An AI system trained to read mouse liver slides can flag toxic tissue damage — including pathology types it has never seen before — with a false negative rate of just 0.16 percent.
Researchers built the framework around a fine-tuned Vision Transformer (DINOv2), adapted using Low-Rank Adaptation (LoRA) and trained on a newly assembled dataset of pixel-annotated rodent liver slides. Once trained, the system classifies tissue at the pixel level and uses Mahalanobis distance — a statistical measure of how far a data point sits from a known distribution — to flag samples that fall outside its training categories. That out-of-distribution capability matters: the model was tested on apoptosis and staining artifacts, two tissue states it had never been trained on, and still correctly identified 89.38 percent of those novel findings.
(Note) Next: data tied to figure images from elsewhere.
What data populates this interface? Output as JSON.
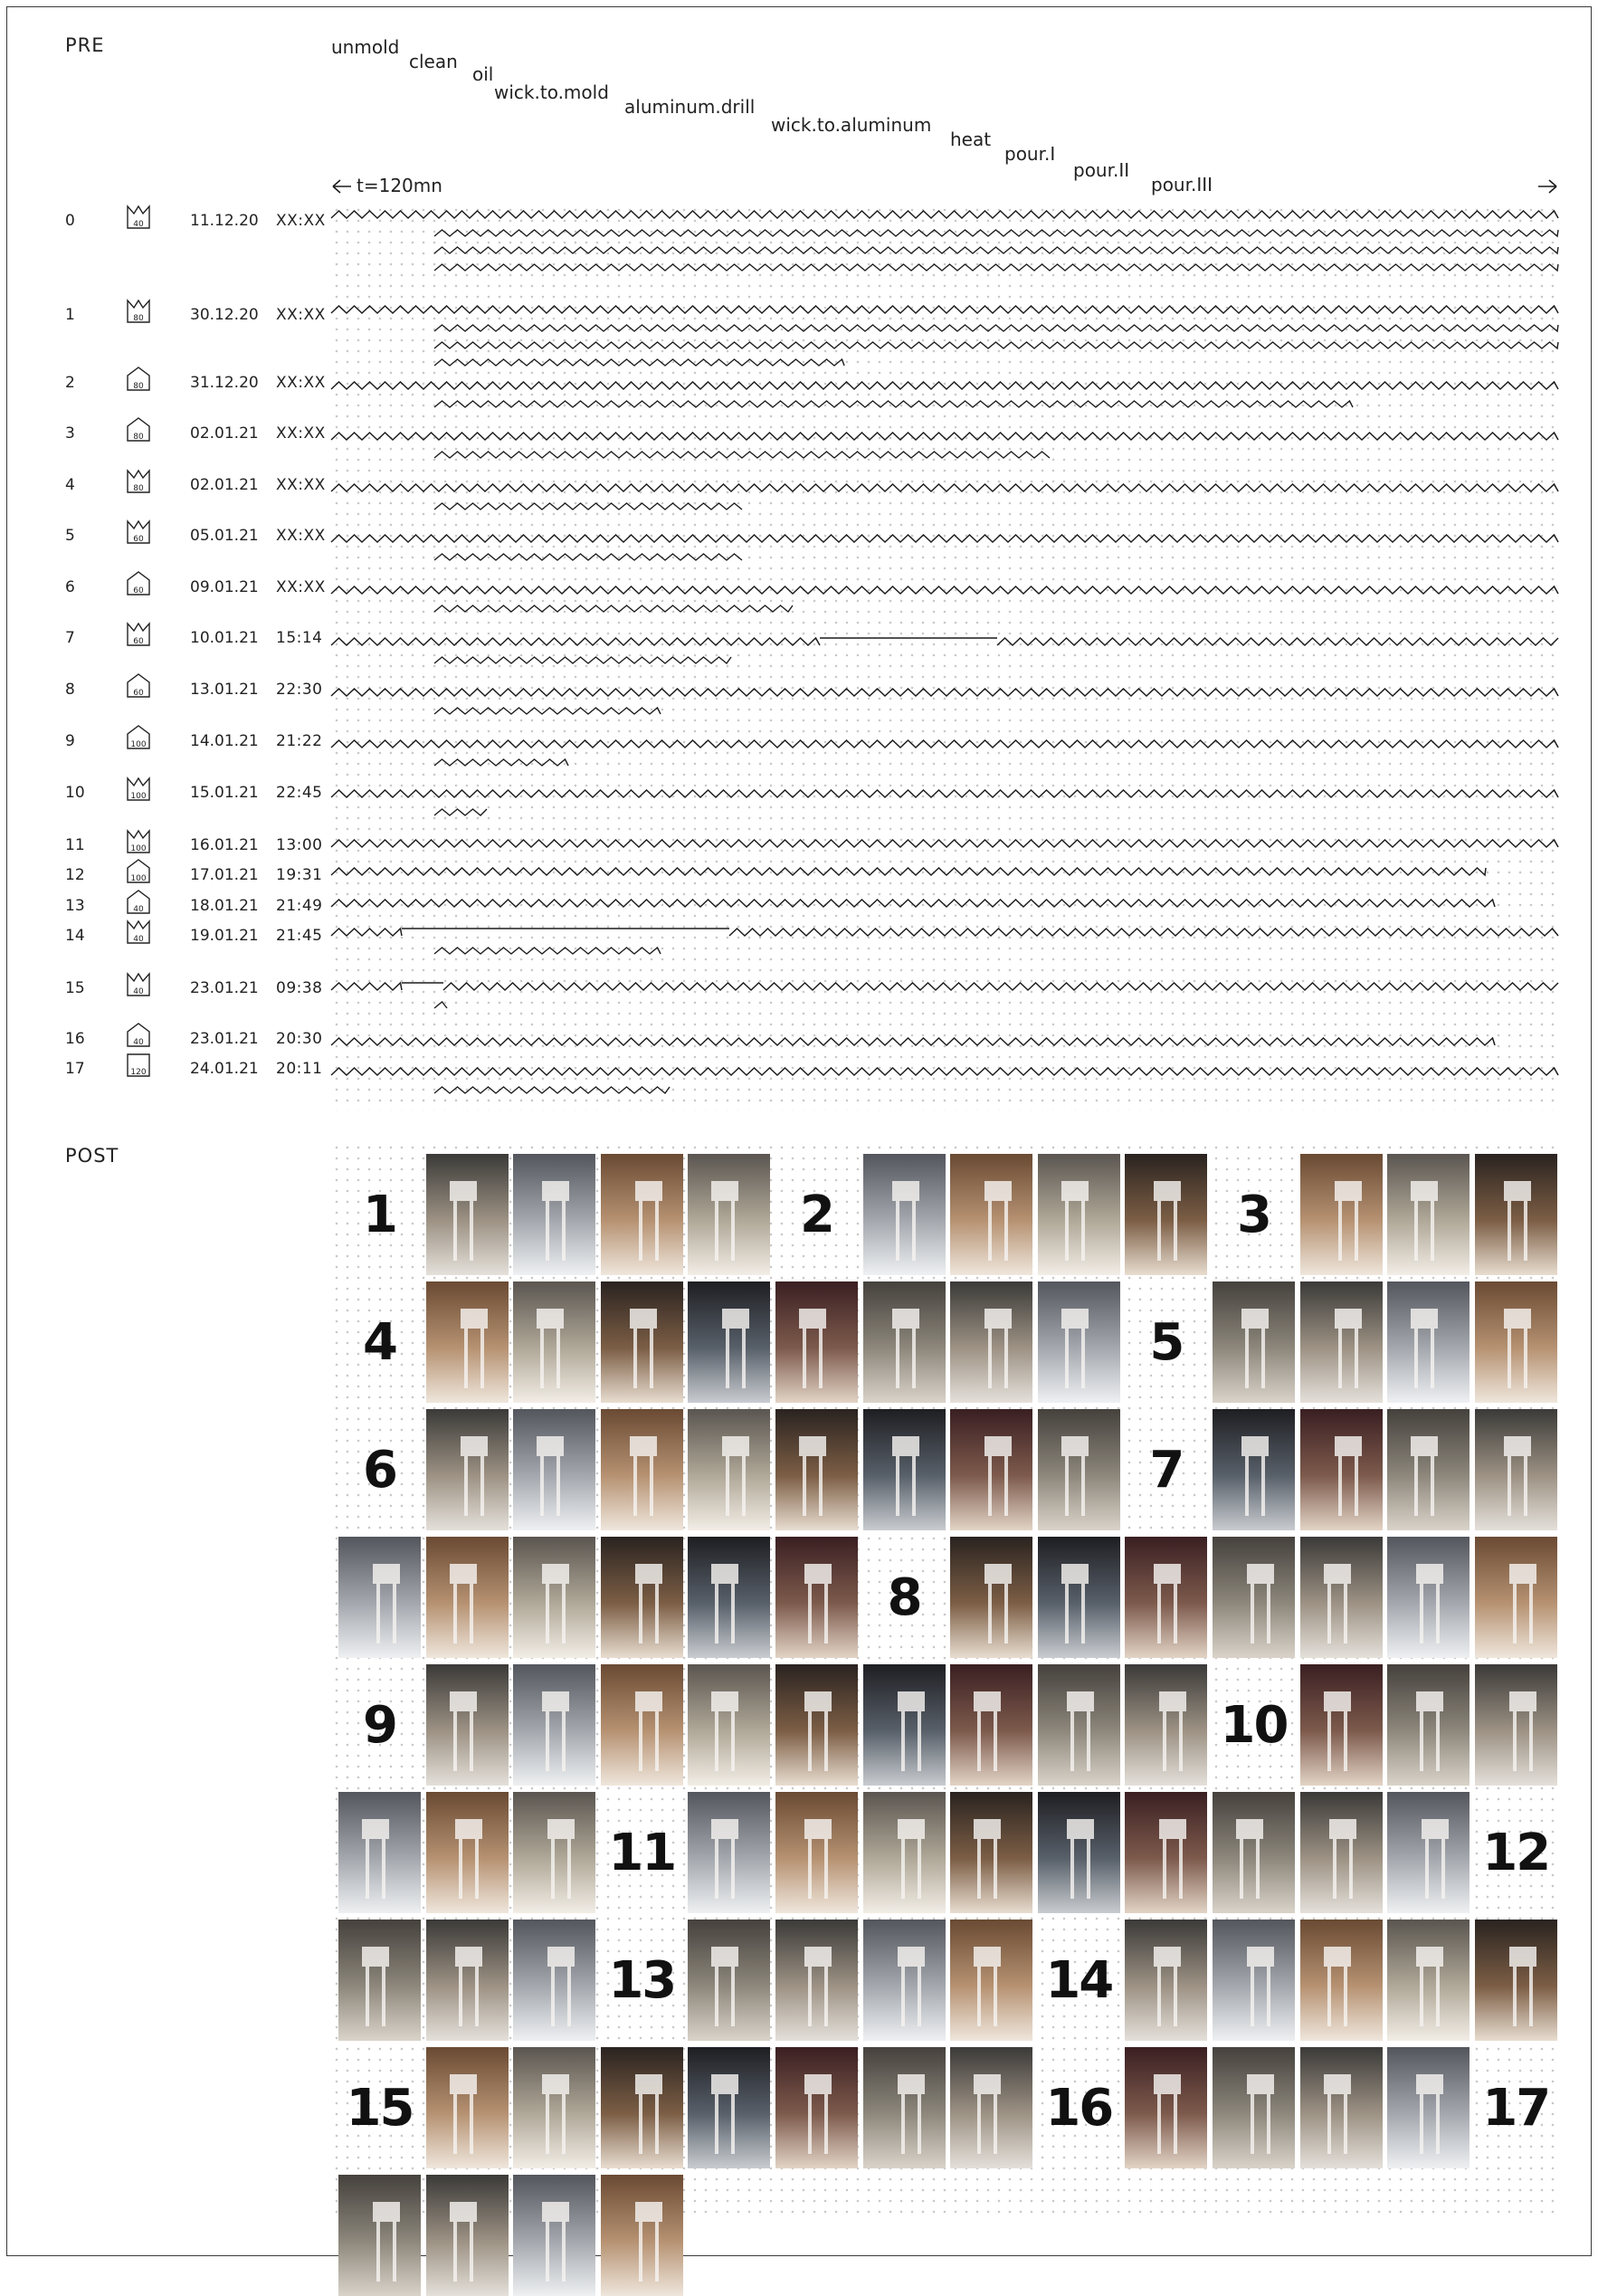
{
  "sections": {
    "pre": "PRE",
    "post": "POST"
  },
  "axis": {
    "label": "t=120mn"
  },
  "steps": [
    "unmold",
    "clean",
    "oil",
    "wick.to.mold",
    "aluminum.drill",
    "wick.to.aluminum",
    "heat",
    "pour.I",
    "pour.II",
    "pour.III"
  ],
  "runs": [
    {
      "n": "0",
      "mold": "40",
      "shape": "crown",
      "date": "11.12.20",
      "time": "XX:XX"
    },
    {
      "n": "1",
      "mold": "80",
      "shape": "crown",
      "date": "30.12.20",
      "time": "XX:XX"
    },
    {
      "n": "2",
      "mold": "80",
      "shape": "house",
      "date": "31.12.20",
      "time": "XX:XX"
    },
    {
      "n": "3",
      "mold": "80",
      "shape": "house",
      "date": "02.01.21",
      "time": "XX:XX"
    },
    {
      "n": "4",
      "mold": "80",
      "shape": "crown",
      "date": "02.01.21",
      "time": "XX:XX"
    },
    {
      "n": "5",
      "mold": "60",
      "shape": "crown",
      "date": "05.01.21",
      "time": "XX:XX"
    },
    {
      "n": "6",
      "mold": "60",
      "shape": "house",
      "date": "09.01.21",
      "time": "XX:XX"
    },
    {
      "n": "7",
      "mold": "60",
      "shape": "crown",
      "date": "10.01.21",
      "time": "15:14"
    },
    {
      "n": "8",
      "mold": "60",
      "shape": "house",
      "date": "13.01.21",
      "time": "22:30"
    },
    {
      "n": "9",
      "mold": "100",
      "shape": "house",
      "date": "14.01.21",
      "time": "21:22"
    },
    {
      "n": "10",
      "mold": "100",
      "shape": "crown",
      "date": "15.01.21",
      "time": "22:45"
    },
    {
      "n": "11",
      "mold": "100",
      "shape": "crown",
      "date": "16.01.21",
      "time": "13:00"
    },
    {
      "n": "12",
      "mold": "100",
      "shape": "house",
      "date": "17.01.21",
      "time": "19:31"
    },
    {
      "n": "13",
      "mold": "40",
      "shape": "house",
      "date": "18.01.21",
      "time": "21:49"
    },
    {
      "n": "14",
      "mold": "40",
      "shape": "crown",
      "date": "19.01.21",
      "time": "21:45"
    },
    {
      "n": "15",
      "mold": "40",
      "shape": "crown",
      "date": "23.01.21",
      "time": "09:38"
    },
    {
      "n": "16",
      "mold": "40",
      "shape": "house",
      "date": "23.01.21",
      "time": "20:30"
    },
    {
      "n": "17",
      "mold": "120",
      "shape": "box",
      "date": "24.01.21",
      "time": "20:11"
    }
  ],
  "gallery": [
    {
      "num": "1",
      "photos": 4
    },
    {
      "num": "2",
      "photos": 4
    },
    {
      "num": "3",
      "photos": 3
    },
    {
      "num": "4",
      "photos": 8
    },
    {
      "num": "5",
      "photos": 4
    },
    {
      "num": "6",
      "photos": 8
    },
    {
      "num": "7",
      "photos": 10
    },
    {
      "num": "8",
      "photos": 7
    },
    {
      "num": "9",
      "photos": 9
    },
    {
      "num": "10",
      "photos": 6
    },
    {
      "num": "11",
      "photos": 9
    },
    {
      "num": "12",
      "photos": 3
    },
    {
      "num": "13",
      "photos": 4
    },
    {
      "num": "14",
      "photos": 5
    },
    {
      "num": "15",
      "photos": 7
    },
    {
      "num": "16",
      "photos": 4
    },
    {
      "num": "17",
      "photos": 4
    }
  ],
  "colors": {
    "line": "#1c1c1c",
    "grid": "#c9c9c9",
    "frame": "#3a3a3a"
  }
}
Drug-induced toxicity is one of the most common reasons compounds fail in preclinical and early clinical trials, and the current standard — expert pathologist review of histopathology slides — does not scale to the volume of candidates that modern drug pipelines generate. A system that can screen whole-slide images automatically, and that errs decisively on the side of not missing lesions, could shrink both the time and cost of that bottleneck.
The results are a proof of concept on mouse liver tissue, not a cleared clinical tool, and rodent slides are a narrower domain than the full range of tissues and species a drug development program touches — but the architecture's ability to generalize to unseen pathology types is the detail worth watching.